NOTE: The rest of this post originally appeared in the chapter “Is There Anything I Shouldn’t Do When I Am Internalizing Scripture?” in my book Falling in Love with God’s Word.
I have spent most of this book encouraging you to incorporate various practices that will integrate Scripture Internalization into your study of the Bible. There are, however three “don’ts” of Scripture Internalization.
Don’t forget the message.
Sometimes it is easy to become so focused on getting the words in the right order, that we forget the point of the passage.
Always remember: The goal is to know the Word, not just the words.”
It is vitally important to work at keeping the message fresh.
One way to accomplish this is to keep the emotion in the passage as you internalize. Continue to read out loud, and see and hear the characters speaking and interacting. It is very easy to bear down on the words and allow them to become void of emotion. Avoid this at all costs!
The more alive the Living Word is to you, the easier it will be to remember the words.
Another tool for keeping the message fresh is to make sure that every week or so you take a break from the detail-oriented nature of Scripture Internalization (and Finish Work for that matter) and spend a day going back to Foundational Reading. Taking a day away from the process of internalization to simply enjoy the story or letter makes it much easier to internalize when you come back to it the following day.
Don’t worry about chapter/verse breakdowns until after you know the words.
First of all, you need to decide if knowing the chapter and verse references is important to you. I have decided that knowing the chapter where I can find a verse is important, but knowing all the specific verse references is less important. If someone wants to know where to find the story of “Jesus Feeding 5000 People” or “The Death and Resurrection of Lazarus,” I want to be able to point them to John 6 and John 11. I find it less crucial to say, “John 6:1-15 and John 11:1-44.”
I do know several people however who find it extremely important to know the verses as well as the chapters.

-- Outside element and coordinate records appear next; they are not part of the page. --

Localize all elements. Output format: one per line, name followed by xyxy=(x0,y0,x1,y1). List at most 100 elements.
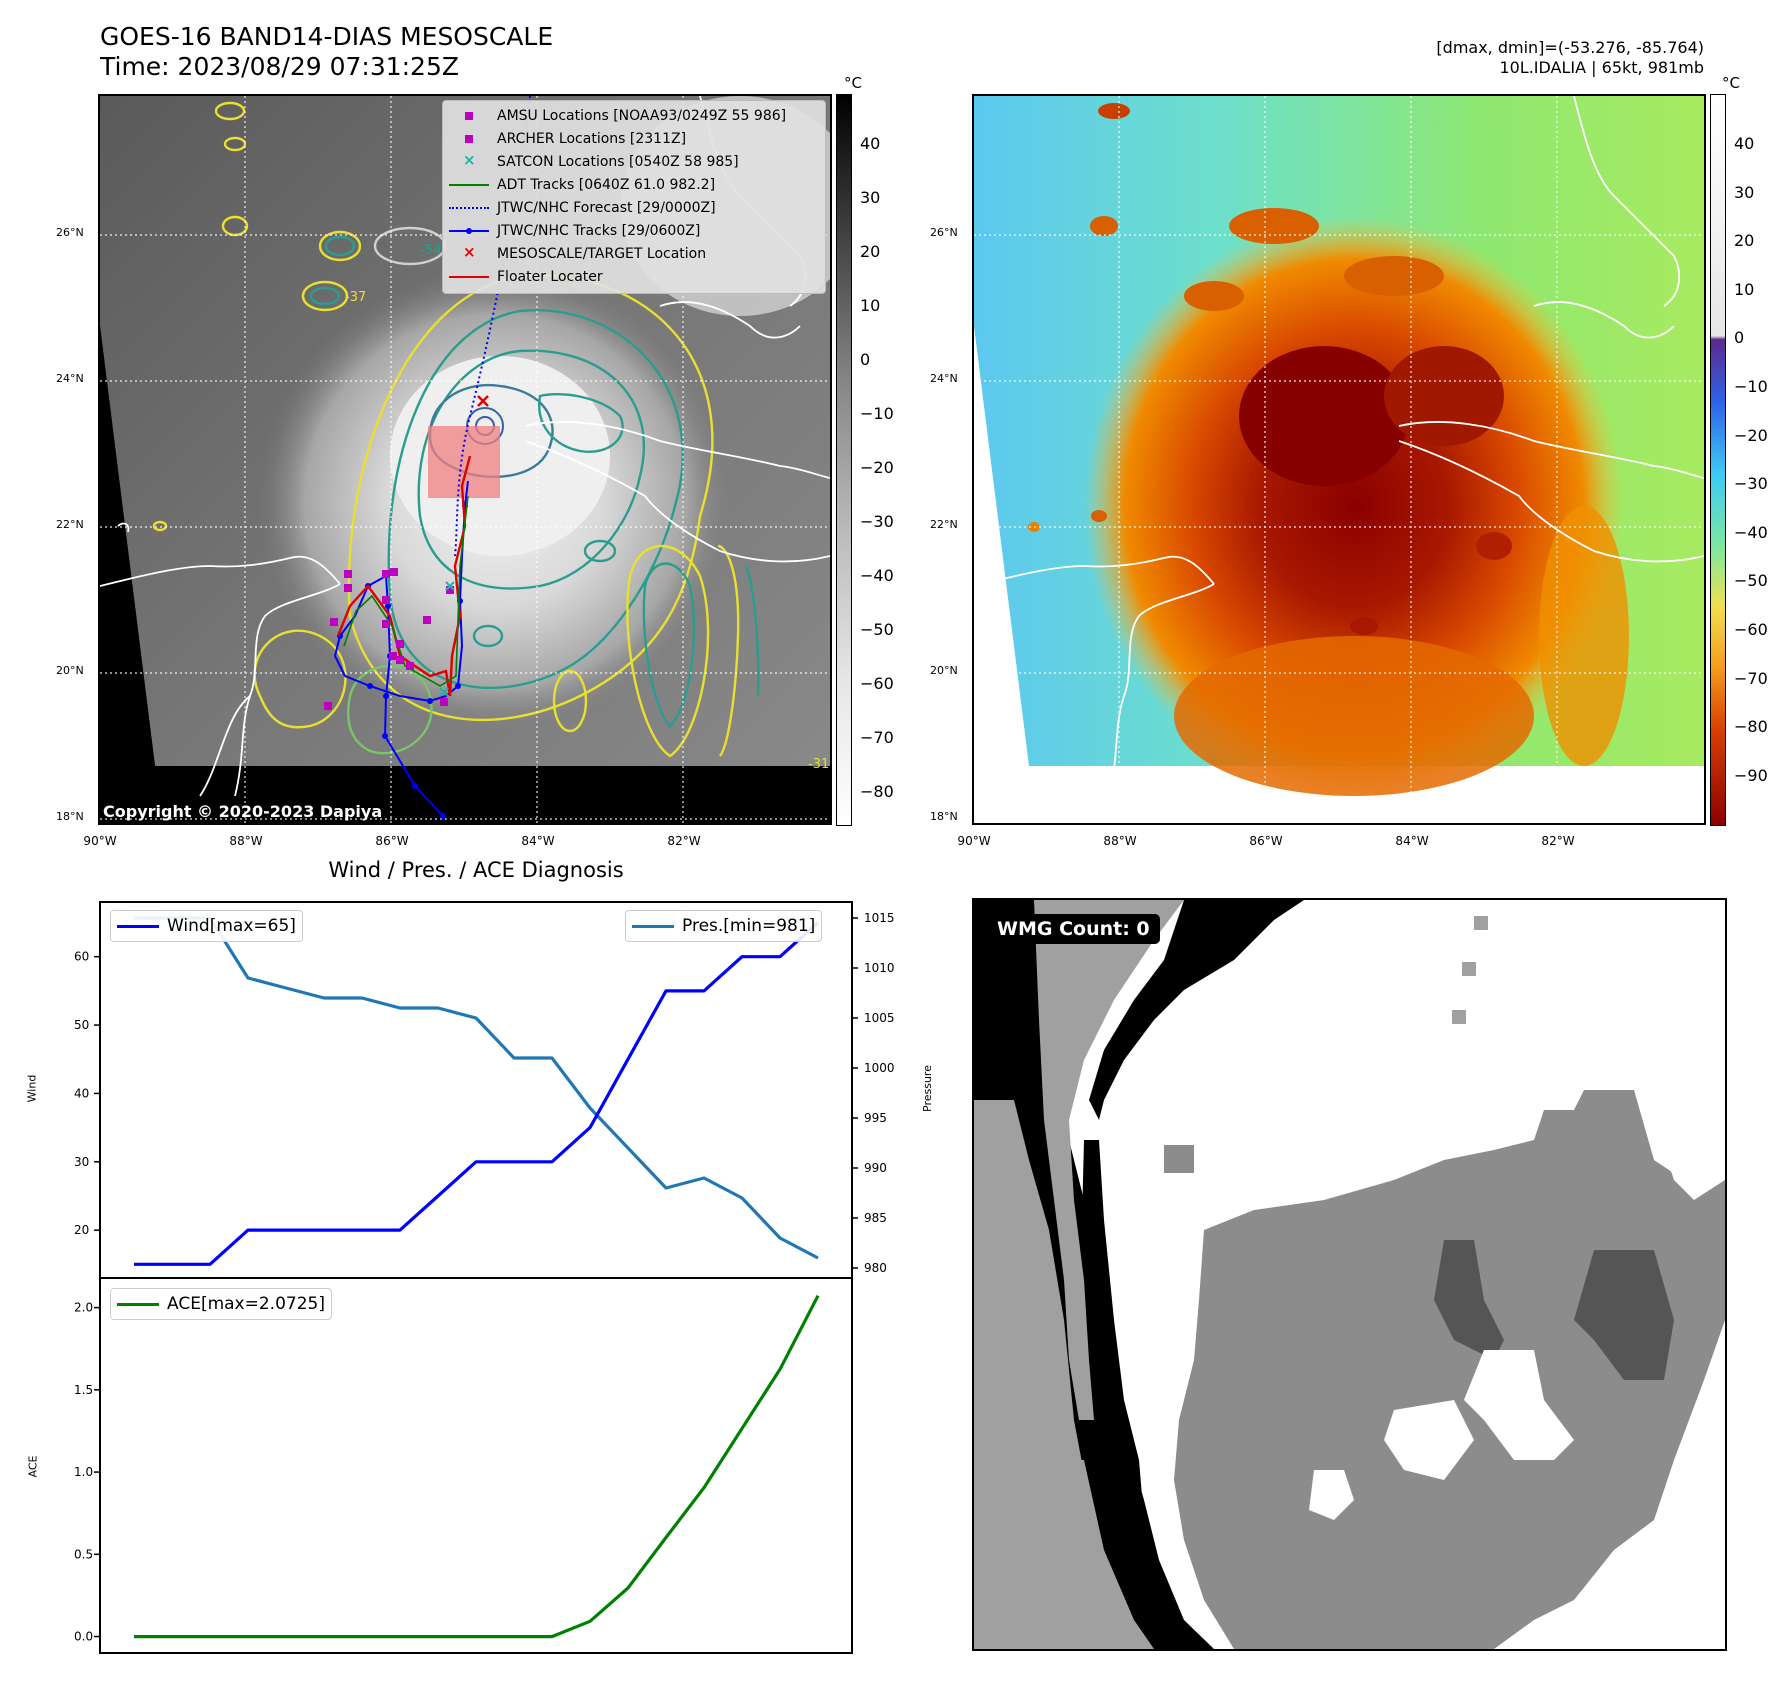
legend-item-forecast: JTWC/NHC Forecast [29/0000Z] xyxy=(447,197,716,219)
lon-tick-86-right: 86°W xyxy=(1249,834,1283,848)
color-colorbar-tick: −80 xyxy=(1734,717,1768,737)
pressure-axis-tick-label: 1010 xyxy=(864,961,895,975)
gray-colorbar-tick: −50 xyxy=(860,620,894,639)
lat-tick-26-right: 26°N xyxy=(930,226,958,239)
pressure-axis-tick-label: 1000 xyxy=(864,1061,895,1075)
lon-tick-86: 86°W xyxy=(375,834,409,848)
gray-colorbar-tick: 10 xyxy=(860,296,881,315)
legend-item-archer: ARCHER Locations [2311Z] xyxy=(447,128,686,150)
lon-tick-90: 90°W xyxy=(83,834,117,848)
figure-title: GOES-16 BAND14-DIAS MESOSCALE Time: 2023… xyxy=(100,22,553,82)
map-legend: AMSU Locations [NOAA93/0249Z 55 986] ARC… xyxy=(442,100,826,294)
color-colorbar-tick: 10 xyxy=(1734,279,1755,299)
gray-colorbar-tick: 20 xyxy=(860,242,881,261)
legend-item-adt: ADT Tracks [0640Z 61.0 982.2] xyxy=(447,174,715,196)
lon-tick-90-right: 90°W xyxy=(957,834,991,848)
target-location-marker xyxy=(477,395,489,407)
ace-axis-label: ACE xyxy=(26,1455,40,1478)
pressure-axis-tick-label: 1005 xyxy=(864,1011,895,1025)
lat-tick-22-right: 22°N xyxy=(930,518,958,531)
gray-colorbar-tick: −40 xyxy=(860,566,894,585)
pressure-axis-label: Pressure xyxy=(920,1065,934,1112)
wind-axis-tick-label: 40 xyxy=(74,1086,89,1100)
wind-legend: Wind[max=65] xyxy=(110,910,303,942)
lon-tick-82: 82°W xyxy=(667,834,701,848)
lat-tick-24-right: 24°N xyxy=(930,372,958,385)
color-map-panel xyxy=(972,94,1706,825)
color-colorbar-tick: −20 xyxy=(1734,425,1768,445)
wmg-image xyxy=(974,900,1725,1649)
wind-axis-tick-label: 20 xyxy=(74,1223,89,1237)
ace-frame xyxy=(99,1277,853,1654)
contour-label-1: -54 xyxy=(420,243,441,258)
gray-colorbar-tick: 0 xyxy=(860,350,871,369)
legend-item-target: × MESOSCALE/TARGET Location xyxy=(463,243,707,262)
gray-colorbar-tick: −80 xyxy=(860,782,894,801)
lat-tick-24: 24°N xyxy=(56,372,84,385)
gray-colorbar-tick: −70 xyxy=(860,728,894,747)
color-map-image xyxy=(974,96,1704,823)
wmg-panel xyxy=(972,898,1727,1651)
pressure-axis-tick-label: 995 xyxy=(864,1111,887,1125)
color-colorbar-tick: −30 xyxy=(1734,474,1768,494)
legend-item-tracks: JTWC/NHC Tracks [29/0600Z] xyxy=(447,220,700,242)
gray-colorbar-tick: 40 xyxy=(860,134,881,153)
pressure-legend: Pres.[min=981] xyxy=(625,910,823,942)
diagnosis-title: Wind / Pres. / ACE Diagnosis xyxy=(328,858,624,882)
ace-axis-tick-label: 0.5 xyxy=(74,1547,93,1561)
color-colorbar-tick: −40 xyxy=(1734,522,1768,542)
color-colorbar-unit: °C xyxy=(1722,74,1740,92)
color-colorbar-tick: 30 xyxy=(1734,182,1755,202)
color-colorbar-tick: −50 xyxy=(1734,571,1768,591)
color-colorbar-tick: −70 xyxy=(1734,668,1768,688)
pressure-axis-tick-label: 980 xyxy=(864,1261,887,1275)
lon-tick-88-right: 88°W xyxy=(1103,834,1137,848)
color-colorbar-tick: 0 xyxy=(1734,328,1745,348)
pressure-axis-tick-label: 990 xyxy=(864,1161,887,1175)
legend-item-satcon: × SATCON Locations [0540Z 58 985] xyxy=(463,151,739,170)
wind-axis-tick-label: 30 xyxy=(74,1155,89,1169)
ace-axis-tick-label: 2.0 xyxy=(74,1301,93,1315)
color-colorbar-tick: −10 xyxy=(1734,377,1768,396)
contour-label-3: -31 xyxy=(808,757,829,772)
lat-tick-18-right: 18°N xyxy=(930,810,958,823)
ace-series-line xyxy=(134,1294,820,1639)
wind-series-line xyxy=(134,921,820,1266)
lat-tick-22: 22°N xyxy=(56,518,84,531)
jtwc-track xyxy=(333,480,469,819)
pressure-series-line xyxy=(134,916,819,1260)
lon-tick-84-right: 84°W xyxy=(1395,834,1429,848)
ace-axis-tick-label: 0.0 xyxy=(74,1630,93,1644)
gray-colorbar-tick: −20 xyxy=(860,458,894,477)
gray-colorbar-tick: −60 xyxy=(860,674,894,693)
wind-axis-label: Wind xyxy=(25,1074,39,1103)
title-line2: Time: 2023/08/29 07:31:25Z xyxy=(100,52,459,81)
pressure-axis-tick-label: 985 xyxy=(864,1211,887,1225)
gray-colorbar-tick: −10 xyxy=(860,404,894,423)
gray-colorbar-unit: °C xyxy=(844,74,862,92)
lat-tick-20-right: 20°N xyxy=(930,664,958,677)
gray-colorbar xyxy=(836,94,852,826)
wind-axis-tick-label: 60 xyxy=(74,950,89,964)
pressure-axis-tick-label: 1015 xyxy=(864,911,895,925)
color-colorbar xyxy=(1710,94,1726,826)
title-line1: GOES-16 BAND14-DIAS MESOSCALE xyxy=(100,22,554,51)
lat-tick-26: 26°N xyxy=(56,226,84,239)
color-colorbar-tick: −60 xyxy=(1734,620,1768,639)
color-colorbar-tick: −90 xyxy=(1734,765,1768,785)
gray-colorbar-tick: −30 xyxy=(860,512,894,531)
lat-tick-18: 18°N xyxy=(56,810,84,823)
ace-legend: ACE[max=2.0725] xyxy=(110,1288,332,1320)
color-colorbar-tick: 20 xyxy=(1734,231,1755,251)
contour-label-2: -37 xyxy=(345,290,366,305)
lon-tick-88: 88°W xyxy=(229,834,263,848)
ace-axis-tick-label: 1.5 xyxy=(74,1383,93,1397)
color-colorbar-tick: 40 xyxy=(1734,134,1755,153)
wind-axis-tick-label: 50 xyxy=(74,1018,89,1032)
lon-tick-82-right: 82°W xyxy=(1541,834,1575,848)
diagnosis-chart: 20 30 40 50 60 980 985 990 995 1000 1005 1010 1015 0.… xyxy=(74,901,895,1654)
ace-axis-tick-label: 1.0 xyxy=(74,1465,93,1479)
legend-item-amsu: AMSU Locations [NOAA93/0249Z 55 986] xyxy=(447,105,786,127)
gray-colorbar-tick: 30 xyxy=(860,188,881,207)
dmax-dmin-text: [dmax, dmin]=(-53.276, -85.764) xyxy=(1436,38,1704,57)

You simply need to decide how specific you want to get. Whichever you choose, the most important thing is to internalize in the correct order:
Then individual stories/thoughts…
If you follow this pattern – which is built into this entire Bible study process – you will find that knowing the chapters simply comes with moving through Foundation, Framing, and Finish Work. Learning the verse references will need to be an extra step you add on if you deem that to be important.
Don’t try to internalize something you do not know.

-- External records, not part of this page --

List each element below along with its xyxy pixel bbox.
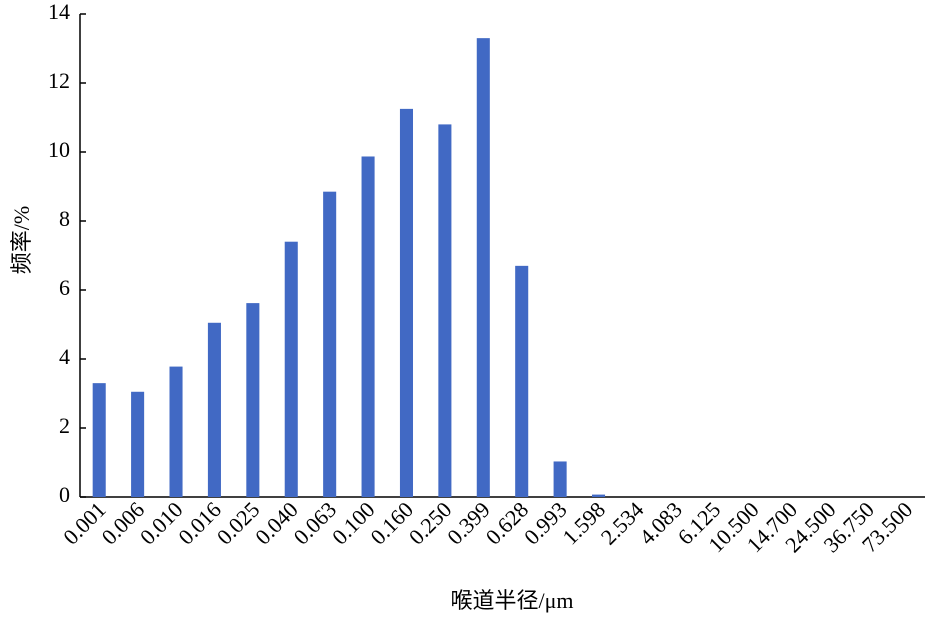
- bar: [476, 38, 490, 498]
- x-tick-label: 0.250: [404, 497, 457, 550]
- bar: [284, 241, 298, 497]
- y-tick-label: 2: [59, 413, 70, 438]
- x-axis-label: 喉道半径/μm: [450, 588, 573, 613]
- x-tick-label: 0.993: [519, 497, 572, 550]
- bar: [169, 366, 183, 497]
- bar: [246, 303, 260, 497]
- y-tick-label: 10: [48, 137, 70, 162]
- y-tick-label: 0: [59, 482, 70, 507]
- bar: [438, 124, 452, 498]
- x-tick-label: 2.534: [596, 497, 649, 550]
- bar: [92, 383, 106, 497]
- x-tick-label: 0.063: [289, 497, 342, 550]
- bar: [361, 156, 375, 498]
- x-tick-label: 0.006: [96, 497, 149, 550]
- y-tick-label: 8: [59, 206, 70, 231]
- x-tick-label: 0.010: [135, 497, 188, 550]
- x-tick-label: 0.628: [481, 497, 534, 550]
- x-tick-label: 0.025: [212, 497, 265, 550]
- y-tick-label: 14: [48, 0, 70, 24]
- bar: [131, 391, 145, 497]
- x-tick-label: 0.399: [442, 497, 495, 550]
- x-tick-label: 0.040: [250, 497, 303, 550]
- bar: [553, 461, 567, 497]
- y-tick-label: 6: [59, 275, 70, 300]
- x-tick-label: 0.100: [327, 497, 380, 550]
- y-axis-label: 频率/%: [9, 206, 34, 274]
- y-tick-label: 12: [48, 68, 70, 93]
- x-tick-label: 0.160: [365, 497, 418, 550]
- x-tick-label: 1.598: [557, 497, 610, 550]
- y-tick-label: 4: [59, 344, 70, 369]
- bar: [515, 265, 529, 497]
- bar: [399, 108, 414, 497]
- bar: [591, 494, 606, 497]
- bar: [323, 191, 337, 498]
- bar: [207, 322, 221, 497]
- x-tick-label: 4.083: [634, 497, 687, 550]
- x-tick-label: 0.016: [173, 497, 226, 550]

Now, this might seem obvious if you are weaving Scripture Internalization into your study of an entire book. However, there may be times when you want to learn an individual verse or paragraph that has special meaning for you. My encouragement at times like these is to make sure you spend some time familiarizing yourself with the surrounding context.
Let’s say you want to learn II Peter 1:3-4:
HIS DIVINE POWER HAS GIVEN US EVERYTHING WE NEED FOR LIFE AND GODLINESS THROUGH OUR KNOWLEDGE OF HIM WHO CALLED US BY HIS OWN GLORY AND GOODNESS. THROUGH THESE HE HAS GIVEN US HIS VERY GREAT AND PRECIOUS PROMISES, SO THAT THROUGH THEM YOU MAY PARTICIPATE IN THE DIVINE NATURE AND ESCAPE THE CORRUPTION IN THE WORLD CAUSED BY EVIL DESIRES.”
Before learning these verses, it will be extremely helpful for you to take even a few days and apply the Foundational Reading techniques to II Peter. As you become a bit more familiar with the letter, you will find that even these two verses hold greater meaning for you because you know the context in which they were written.
Who knows? You might even find yourself making II Peter the next book you choose to study and internalize!